Seguendo le indicazioni della Regione, la sanità locale dell’area del copparese si è mobilitata assieme al volontariato per consentire la vaccinazione della classe di età 50-54 anni. Ne abbiamo parlato con il responsabile del nucleo di cure primarie e dei medici di medicina generale del territorio, Franco Miola. «Abbiamo seguito le indicazioni della Regione e abbiamo realizzato il primo giro di vaccinazioni antiCovid per i cittadini dai 50 ai 54 anni. Il richiamo lo proporremo tra il 12 e il 20 luglio. Abbiamo realizzato questa vaccinazione con il fondamentale aiuto degli infermieri e dei volontari di Auser. In pratica, attraverso gli elenchi a disposizione dei Medici di Medicina generale abbiamo contattato i cittadini, poi li abbiamo vaccinati nei locali del Centro Prelievi della Casa Della Salute, sfruttando gli orari lasciati a disposizione dai prelievi e dalle altre vaccinazioni programmate, senza fermarci neanche la domenica. Con le liste costruite tramite il portale dedicato abbiamo preparato gli elenchi delle persone da contattare. I bravissimi volontari di Auser, quattro, hanno lavorato per oltre 90 ore complessive al telefono, chiamando i cittadini». «Non è stato un lavoro breve – conferma Catia Zucchini, presidente di Auser Copparo e tra i volontari impegnati in questa operazione – perché in qualche caso bastava una telefonata, in altri casi ne servivano molte di più.

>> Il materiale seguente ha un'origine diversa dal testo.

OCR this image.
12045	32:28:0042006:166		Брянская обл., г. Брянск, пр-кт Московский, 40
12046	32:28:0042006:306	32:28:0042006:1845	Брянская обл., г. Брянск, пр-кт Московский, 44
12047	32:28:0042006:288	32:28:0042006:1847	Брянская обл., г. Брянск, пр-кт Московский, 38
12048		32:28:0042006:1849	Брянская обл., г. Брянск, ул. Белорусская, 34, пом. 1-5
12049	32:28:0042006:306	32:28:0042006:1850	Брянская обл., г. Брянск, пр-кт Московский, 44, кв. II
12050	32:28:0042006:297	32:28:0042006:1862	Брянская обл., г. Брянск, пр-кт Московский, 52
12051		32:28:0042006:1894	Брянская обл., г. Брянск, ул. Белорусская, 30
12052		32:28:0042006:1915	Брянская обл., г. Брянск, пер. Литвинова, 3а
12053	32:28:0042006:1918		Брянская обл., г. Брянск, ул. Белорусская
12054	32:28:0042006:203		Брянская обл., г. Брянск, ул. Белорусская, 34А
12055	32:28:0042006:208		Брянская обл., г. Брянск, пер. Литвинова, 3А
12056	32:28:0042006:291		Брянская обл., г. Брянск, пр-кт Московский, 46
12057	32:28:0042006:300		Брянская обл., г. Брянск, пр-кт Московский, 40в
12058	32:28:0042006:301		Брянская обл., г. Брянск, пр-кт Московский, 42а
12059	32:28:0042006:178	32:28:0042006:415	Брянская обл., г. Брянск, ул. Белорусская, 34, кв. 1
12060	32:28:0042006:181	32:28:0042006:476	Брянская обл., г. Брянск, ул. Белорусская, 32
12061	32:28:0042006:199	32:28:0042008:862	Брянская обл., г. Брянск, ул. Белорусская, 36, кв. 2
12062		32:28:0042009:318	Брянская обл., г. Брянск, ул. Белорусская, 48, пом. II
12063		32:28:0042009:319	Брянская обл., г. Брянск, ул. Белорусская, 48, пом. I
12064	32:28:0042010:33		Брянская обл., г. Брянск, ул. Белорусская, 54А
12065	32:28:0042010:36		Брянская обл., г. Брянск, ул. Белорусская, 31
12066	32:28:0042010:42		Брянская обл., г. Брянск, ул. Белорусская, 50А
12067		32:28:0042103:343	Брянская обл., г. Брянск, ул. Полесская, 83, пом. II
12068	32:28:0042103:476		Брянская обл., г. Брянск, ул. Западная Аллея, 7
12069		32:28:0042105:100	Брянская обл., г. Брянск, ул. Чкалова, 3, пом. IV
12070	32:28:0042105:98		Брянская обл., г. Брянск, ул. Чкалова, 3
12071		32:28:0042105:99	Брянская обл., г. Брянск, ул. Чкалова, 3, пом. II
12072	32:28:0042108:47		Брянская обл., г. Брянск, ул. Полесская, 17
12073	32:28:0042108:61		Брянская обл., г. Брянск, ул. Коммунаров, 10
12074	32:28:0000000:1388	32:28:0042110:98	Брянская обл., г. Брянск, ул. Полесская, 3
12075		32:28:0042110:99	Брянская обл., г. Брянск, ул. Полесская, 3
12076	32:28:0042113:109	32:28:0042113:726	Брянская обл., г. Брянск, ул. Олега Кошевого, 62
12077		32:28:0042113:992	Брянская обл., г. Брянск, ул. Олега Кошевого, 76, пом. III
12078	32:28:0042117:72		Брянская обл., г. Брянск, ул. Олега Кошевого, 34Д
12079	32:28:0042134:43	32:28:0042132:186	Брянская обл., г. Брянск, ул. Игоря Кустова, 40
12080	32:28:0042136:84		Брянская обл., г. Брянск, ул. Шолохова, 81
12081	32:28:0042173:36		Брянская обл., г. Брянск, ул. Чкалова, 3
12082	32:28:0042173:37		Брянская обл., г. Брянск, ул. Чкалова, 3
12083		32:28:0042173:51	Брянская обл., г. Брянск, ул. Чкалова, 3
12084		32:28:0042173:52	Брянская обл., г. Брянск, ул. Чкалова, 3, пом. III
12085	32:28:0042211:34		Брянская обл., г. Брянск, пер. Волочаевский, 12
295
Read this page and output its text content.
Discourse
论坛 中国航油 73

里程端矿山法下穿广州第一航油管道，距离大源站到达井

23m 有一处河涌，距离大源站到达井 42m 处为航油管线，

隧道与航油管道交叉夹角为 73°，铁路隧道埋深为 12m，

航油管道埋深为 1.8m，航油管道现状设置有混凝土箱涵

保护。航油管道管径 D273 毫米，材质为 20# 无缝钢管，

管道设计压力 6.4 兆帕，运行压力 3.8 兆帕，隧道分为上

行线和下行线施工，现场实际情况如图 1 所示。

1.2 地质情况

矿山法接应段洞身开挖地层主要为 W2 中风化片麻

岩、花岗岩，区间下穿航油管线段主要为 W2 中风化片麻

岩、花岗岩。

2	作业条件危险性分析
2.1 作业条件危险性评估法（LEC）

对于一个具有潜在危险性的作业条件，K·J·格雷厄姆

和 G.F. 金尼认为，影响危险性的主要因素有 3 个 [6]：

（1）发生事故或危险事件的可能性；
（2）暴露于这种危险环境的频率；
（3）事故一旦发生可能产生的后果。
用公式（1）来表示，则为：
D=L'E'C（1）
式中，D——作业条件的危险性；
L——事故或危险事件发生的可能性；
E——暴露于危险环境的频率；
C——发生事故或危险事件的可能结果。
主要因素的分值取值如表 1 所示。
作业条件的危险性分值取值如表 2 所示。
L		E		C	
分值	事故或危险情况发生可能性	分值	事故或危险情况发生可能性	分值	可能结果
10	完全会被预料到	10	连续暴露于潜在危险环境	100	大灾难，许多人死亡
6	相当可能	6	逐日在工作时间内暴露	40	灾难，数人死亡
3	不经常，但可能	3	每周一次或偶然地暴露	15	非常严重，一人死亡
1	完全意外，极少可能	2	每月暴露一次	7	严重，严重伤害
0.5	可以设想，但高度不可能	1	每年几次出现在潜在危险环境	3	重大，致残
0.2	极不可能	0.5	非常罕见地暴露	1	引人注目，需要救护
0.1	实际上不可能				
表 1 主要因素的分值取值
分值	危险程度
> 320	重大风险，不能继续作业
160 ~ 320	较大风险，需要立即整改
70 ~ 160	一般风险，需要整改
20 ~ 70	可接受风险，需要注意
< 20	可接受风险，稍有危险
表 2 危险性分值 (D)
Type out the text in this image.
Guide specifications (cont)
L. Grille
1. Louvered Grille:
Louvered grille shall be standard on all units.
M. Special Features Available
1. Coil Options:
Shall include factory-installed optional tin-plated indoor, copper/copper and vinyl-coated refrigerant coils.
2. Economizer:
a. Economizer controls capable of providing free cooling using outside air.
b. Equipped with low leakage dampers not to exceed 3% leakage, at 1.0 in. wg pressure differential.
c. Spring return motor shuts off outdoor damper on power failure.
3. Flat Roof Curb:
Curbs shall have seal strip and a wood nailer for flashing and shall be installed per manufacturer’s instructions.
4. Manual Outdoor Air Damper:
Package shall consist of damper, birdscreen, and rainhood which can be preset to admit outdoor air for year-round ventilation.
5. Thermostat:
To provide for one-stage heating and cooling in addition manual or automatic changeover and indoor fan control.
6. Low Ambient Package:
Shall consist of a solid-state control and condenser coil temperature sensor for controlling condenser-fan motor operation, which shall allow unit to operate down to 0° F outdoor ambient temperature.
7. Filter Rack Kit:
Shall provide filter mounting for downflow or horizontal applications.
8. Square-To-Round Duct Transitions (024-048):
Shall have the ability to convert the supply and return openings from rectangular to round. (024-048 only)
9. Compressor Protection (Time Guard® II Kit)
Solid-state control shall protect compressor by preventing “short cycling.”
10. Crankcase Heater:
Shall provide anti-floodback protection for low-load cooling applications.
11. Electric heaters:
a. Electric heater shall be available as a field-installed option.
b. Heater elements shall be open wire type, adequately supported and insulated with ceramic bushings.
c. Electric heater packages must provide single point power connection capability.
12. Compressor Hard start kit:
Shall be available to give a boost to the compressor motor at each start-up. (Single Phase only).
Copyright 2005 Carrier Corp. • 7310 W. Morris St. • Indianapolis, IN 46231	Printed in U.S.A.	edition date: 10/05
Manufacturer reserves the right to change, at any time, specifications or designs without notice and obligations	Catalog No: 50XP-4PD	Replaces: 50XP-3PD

Alla fine, abbiamo lavorato oltre novanta ore, nel complesso, per un totale di più di duemila telefonate in otto giorni. Abbiamo lavorato per conto dei medici che dovevano gestire le vaccinazioni e abbiamo contattato all’incirca 800 persone, confermando le loro adesioni e calendarizzando. E spesso dando le informazioni di cui disponevamo e sciogliendo i dubbi di persone informate ma che volevano chiarimenti sui tempi e sui modi, è stato lungo e difficile, ma ci siamo riusciti».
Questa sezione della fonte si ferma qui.